Gilded Age gentlemen in New York, Cleveland and Chicago, whose wealth and generosity established important collections of arms and armor, were not Klan members. Nor were they royalists, or notably more racist than others of their class. George F. Harding however, whose collection is the basis for the Art Institute’s holdings, did own Marie Antoinette’s harp—the one she must have played while starving peasants ate cake. Harding also served for ten years in the Chicago City Council where he was called “the millionaire’s alderman,” and was Illinois representative to the National Republican Committee in 1936. When he died three years later, his extensive collection of armor remained in the Gothic Revival stone addition to his Kenwood home, where it served as a museum until a series of financial and legal issues pressed its chairman to donate the entire collection to the Art Institute, the full transfer of which was completed in 1989. At that time, his bequest was installed in Gunsaulus Hall, the low building that bridges the Illinois Central train tracks, where the objects were, according to my recollection at least, crowded together and dimly lit. Now the goods have been moved to a pair of new galleries on the second floor, the culmination of the Deering Family Galleries of Medieval and Renaissance Art, Arms and Armor.
The first gallery, rectangular and high-ceilinged, with glass wall cases all around containing armaments, features a life-size knight on horseback beside another knight in full jousting regalia. The horses they bestride are very life-like, with plausible coats and manes, and even bits of mud caked on their hooves and legs. I kept checking the floor for piles of manure. A computer monitor destroys the illusion however in order to tell us the names for the parts of costume, armory and tack.

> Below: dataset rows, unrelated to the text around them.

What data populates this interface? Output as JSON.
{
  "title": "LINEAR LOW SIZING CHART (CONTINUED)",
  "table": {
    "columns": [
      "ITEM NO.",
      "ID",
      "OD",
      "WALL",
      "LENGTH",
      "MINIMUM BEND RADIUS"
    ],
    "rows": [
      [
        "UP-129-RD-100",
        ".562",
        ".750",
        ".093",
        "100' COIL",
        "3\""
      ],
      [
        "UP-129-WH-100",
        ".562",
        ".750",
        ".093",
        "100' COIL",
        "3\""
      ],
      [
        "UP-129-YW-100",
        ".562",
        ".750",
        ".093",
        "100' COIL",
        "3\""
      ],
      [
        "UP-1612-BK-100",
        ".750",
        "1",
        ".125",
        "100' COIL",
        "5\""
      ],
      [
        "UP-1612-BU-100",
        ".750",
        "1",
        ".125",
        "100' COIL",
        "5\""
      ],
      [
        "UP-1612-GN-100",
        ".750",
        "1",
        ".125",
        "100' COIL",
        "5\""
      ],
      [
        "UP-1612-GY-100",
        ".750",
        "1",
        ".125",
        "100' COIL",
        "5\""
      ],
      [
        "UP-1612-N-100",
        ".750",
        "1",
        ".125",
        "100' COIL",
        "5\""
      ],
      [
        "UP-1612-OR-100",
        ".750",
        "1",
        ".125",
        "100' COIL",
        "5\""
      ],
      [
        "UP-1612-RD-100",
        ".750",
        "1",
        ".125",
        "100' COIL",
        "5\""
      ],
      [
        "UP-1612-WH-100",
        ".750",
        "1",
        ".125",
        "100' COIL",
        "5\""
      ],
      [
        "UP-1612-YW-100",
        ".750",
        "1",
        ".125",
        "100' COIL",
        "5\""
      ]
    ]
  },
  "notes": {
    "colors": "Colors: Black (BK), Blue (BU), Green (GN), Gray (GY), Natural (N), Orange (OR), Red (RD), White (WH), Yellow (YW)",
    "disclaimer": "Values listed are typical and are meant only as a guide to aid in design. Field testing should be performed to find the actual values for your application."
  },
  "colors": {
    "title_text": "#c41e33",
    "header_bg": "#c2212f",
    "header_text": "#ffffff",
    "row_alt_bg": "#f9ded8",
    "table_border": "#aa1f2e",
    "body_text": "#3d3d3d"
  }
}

The final, narrow oblong gallery is given over to weapons of all kinds. I learned the difference between the cuirass, halberd, rapier, broadsword, pike, cutlass and dagger, and the many types of early guns. My favorite was the “Wheelock Puffer” (possibly of Christian II, c. 1580), an early example of the self-igniting pistol, with a wheel like that in a cigarette lighter. Its trigger was hard to pull, it misfired often and was difficult to aim—an ideal weapon for the Chicago police. But what I didn’t learn, amid the pageantry of the new galleries of arms and armor, was very much about warfare (real and simulated), state versus private violence, feuding, death and injury from dueling and jousting, the formation of armies, pogroms, rebellions, armories, metalsmiths, gun merchants, or chivalry and its uses. Nor did I learn much, apart from a perfunctory panel of text, about how this peculiar collection came to be formed, the life and interests of its donor, or the peculiar American story of arms collecting. Any of that—in discrete wall labels or intrusive computer screens—would have enhanced my understanding, and broken through the dark shadow cast by chivalry.